Makes maybe 10 patties (serves 3ish)
1 sweet potato
1 can garbonzo beans (15 oz, I think ~2 cups?)
~8 brussels sprouts (an equal volume to the beans)
2 shallots
4-6 button mushrooms
2 tbsp cornmeal + extra
2 tbsp water
1 tbsp flax seed
1 tbsp soy sauce
1 tbsp sesame oil
1 tsp cayenne pepper
1 tsp cumin
salt
olive oil

Preheat oven to 350. Slice the sweet potato into thin, circular pieces. Toss them in a small amount of olive oil and salt. Put the slices on a baking sheet and place in the oven. Coarsely chop the shallots and put them in a large frying pan over medium with a dash of oil. Shred/dice the brussels and add them to the pan after the shallot has softened with a splash of oil. Stir every minute or so, and dice the mushrooms. After the brussels have softened, add the diced mushrooms and sesame oil to the pan and cook for another 5 minutes.

This should take under 20 minutes; at the 20 minute mark, flip all the sweet potato slices over and put them back in the oven. Empty the beans into a bowl and mash them into a paste; add enough of the pan contents so that it is 50/50 beans/not beans. Add in the cornmeal, water, flax seed, soy sauce, pepper, and cumin; stir to evenly distribute everything.

You'll want to take out the sweet potatoes 10-15 minutes after you flip them (depending on thickness), so that might be during the next stage. Just shut off the oven and leave them in if it is.

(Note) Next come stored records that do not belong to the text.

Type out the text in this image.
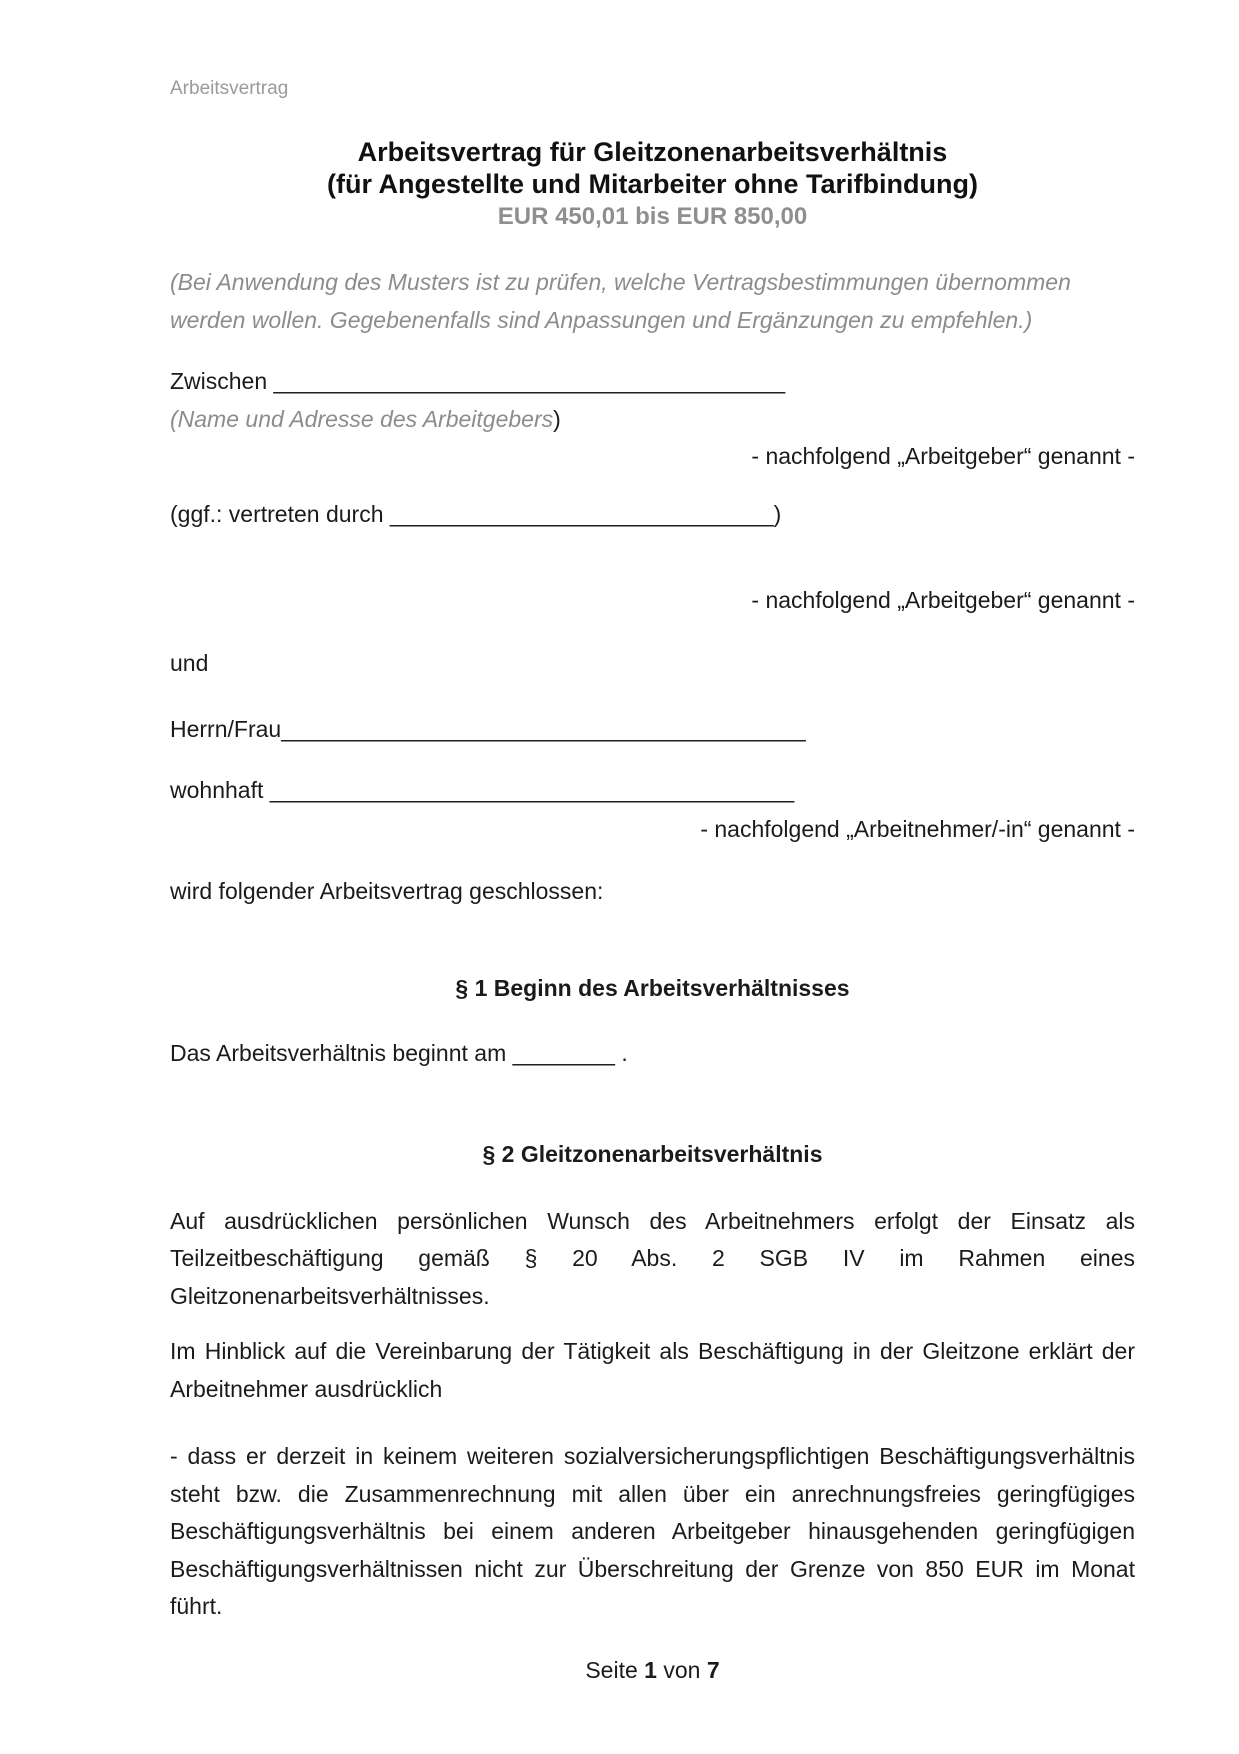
Arbeitsvertrag
Arbeitsvertrag für Gleitzonenarbeitsverhältnis
(für Angestellte und Mitarbeiter ohne Tarifbindung)
EUR 450,01 bis EUR 850,00
(Bei Anwendung des Musters ist zu prüfen, welche Vertragsbestimmungen übernommen werden wollen. Gegebenenfalls sind Anpassungen und Ergänzungen zu empfehlen.)
Zwischen ________________________________________
(Name und Adresse des Arbeitgebers)
- nachfolgend „Arbeitgeber“ genannt -
(ggf.: vertreten durch ______________________________)
- nachfolgend „Arbeitgeber“ genannt -
und
Herrn/Frau_________________________________________
wohnhaft _________________________________________
- nachfolgend „Arbeitnehmer/-in“ genannt -
wird folgender Arbeitsvertrag geschlossen:
§ 1 Beginn des Arbeitsverhältnisses
Das Arbeitsverhältnis beginnt am ________ .
§ 2 Gleitzonenarbeitsverhältnis
Auf ausdrücklichen persönlichen Wunsch des Arbeitnehmers erfolgt der Einsatz als Teilzeitbeschäftigung gemäß § 20 Abs. 2 SGB IV im Rahmen eines Gleitzonenarbeitsverhältnisses.
Im Hinblick auf die Vereinbarung der Tätigkeit als Beschäftigung in der Gleitzone erklärt der Arbeitnehmer ausdrücklich
- dass er derzeit in keinem weiteren sozialversicherungspflichtigen Beschäftigungsverhältnis steht bzw. die Zusammenrechnung mit allen über ein anrechnungsfreies geringfügiges Beschäftigungsverhältnis bei einem anderen Arbeitgeber hinausgehenden geringfügigen Beschäftigungsverhältnissen nicht zur Überschreitung der Grenze von 850 EUR im Monat führt.
Seite 1 von 7
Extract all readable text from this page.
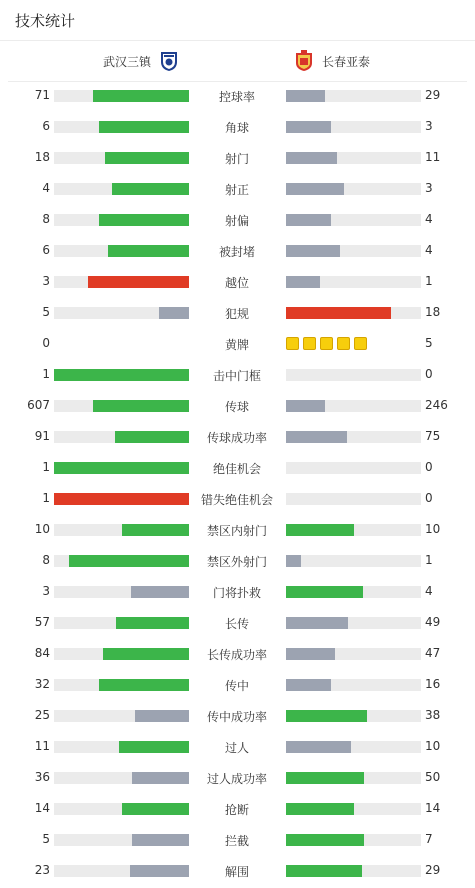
技术统计
武汉三镇	长春亚泰
71	控球率	29
6	角球	3
18	射门	11
4	射正	3
8	射偏	4
6	被封堵	4
3	越位	1
5	犯规	18
0	黄牌	5
1	击中门框	0
607	传球	246
91	传球成功率	75
1	绝佳机会	0
1	错失绝佳机会	0
10	禁区内射门	10
8	禁区外射门	1
3	门将扑救	4
57	长传	49
84	长传成功率	47
32	传中	16
25	传中成功率	38
11	过人	10
36	过人成功率	50
14	抢断	14
5	拦截	7
23	解围	29
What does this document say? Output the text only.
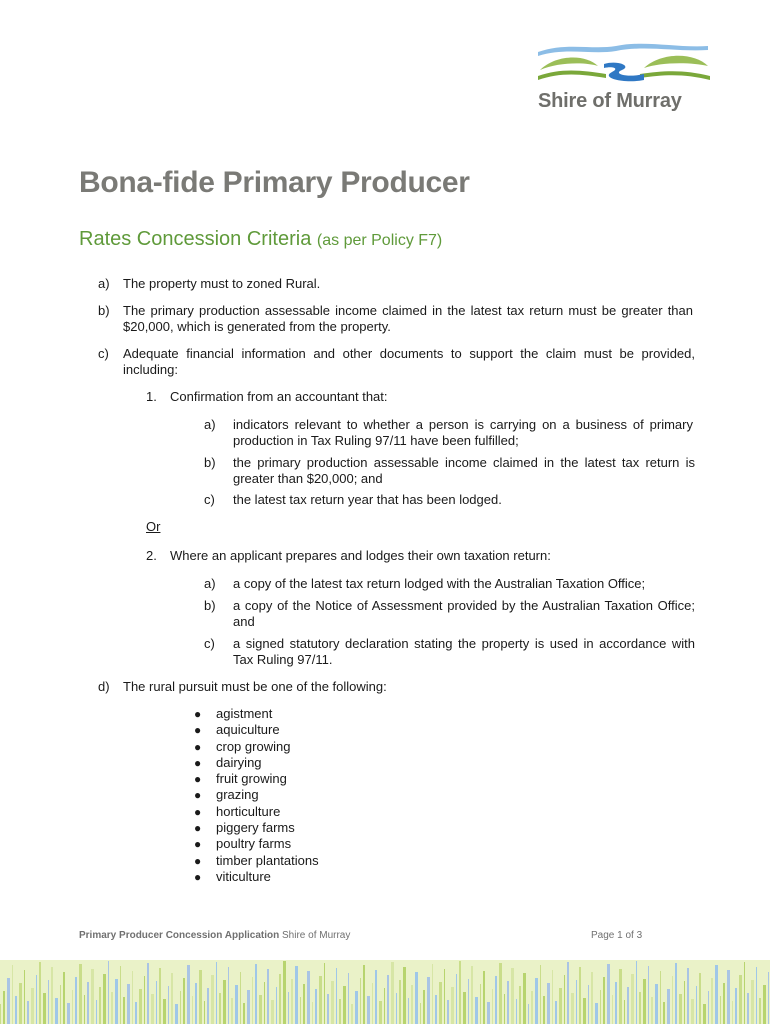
Shire of Murray
Bona-fide Primary Producer
Rates Concession Criteria (as per Policy F7)
a) The property must to zoned Rural.
b) The primary production assessable income claimed in the latest tax return must be greater than $20,000, which is generated from the property.
c) Adequate financial information and other documents to support the claim must be provided, including:
1. Confirmation from an accountant that:
a) indicators relevant to whether a person is carrying on a business of primary production in Tax Ruling 97/11 have been fulfilled;
b) the primary production assessable income claimed in the latest tax return is greater than $20,000; and
c) the latest tax return year that has been lodged.
Or
2. Where an applicant prepares and lodges their own taxation return:
a) a copy of the latest tax return lodged with the Australian Taxation Office;
b) a copy of the Notice of Assessment provided by the Australian Taxation Office; and
c) a signed statutory declaration stating the property is used in accordance with Tax Ruling 97/11.
d) The rural pursuit must be one of the following:
● agistment
● aquiculture
● crop growing
● dairying
● fruit growing
● grazing
● horticulture
● piggery farms
● poultry farms
● timber plantations
● viticulture
Primary Producer Concession Application Shire of Murray	Page 1 of 3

Heat the large pan from before with a nice amount of oil over medium high. Put a layer of cornmeal on a plate and take slightly-larger-than-golfball bits out of the mixture, shape into patties, and coat with cornmeal. Cook them for about 5 minutes, flip them, and cook them for a few minutes longer (enough to make both sides brown and somewhat crispy).

Serve on potato buns with any extra brussels mixture as a side. It shouldn't need ketchup, but some people are weird.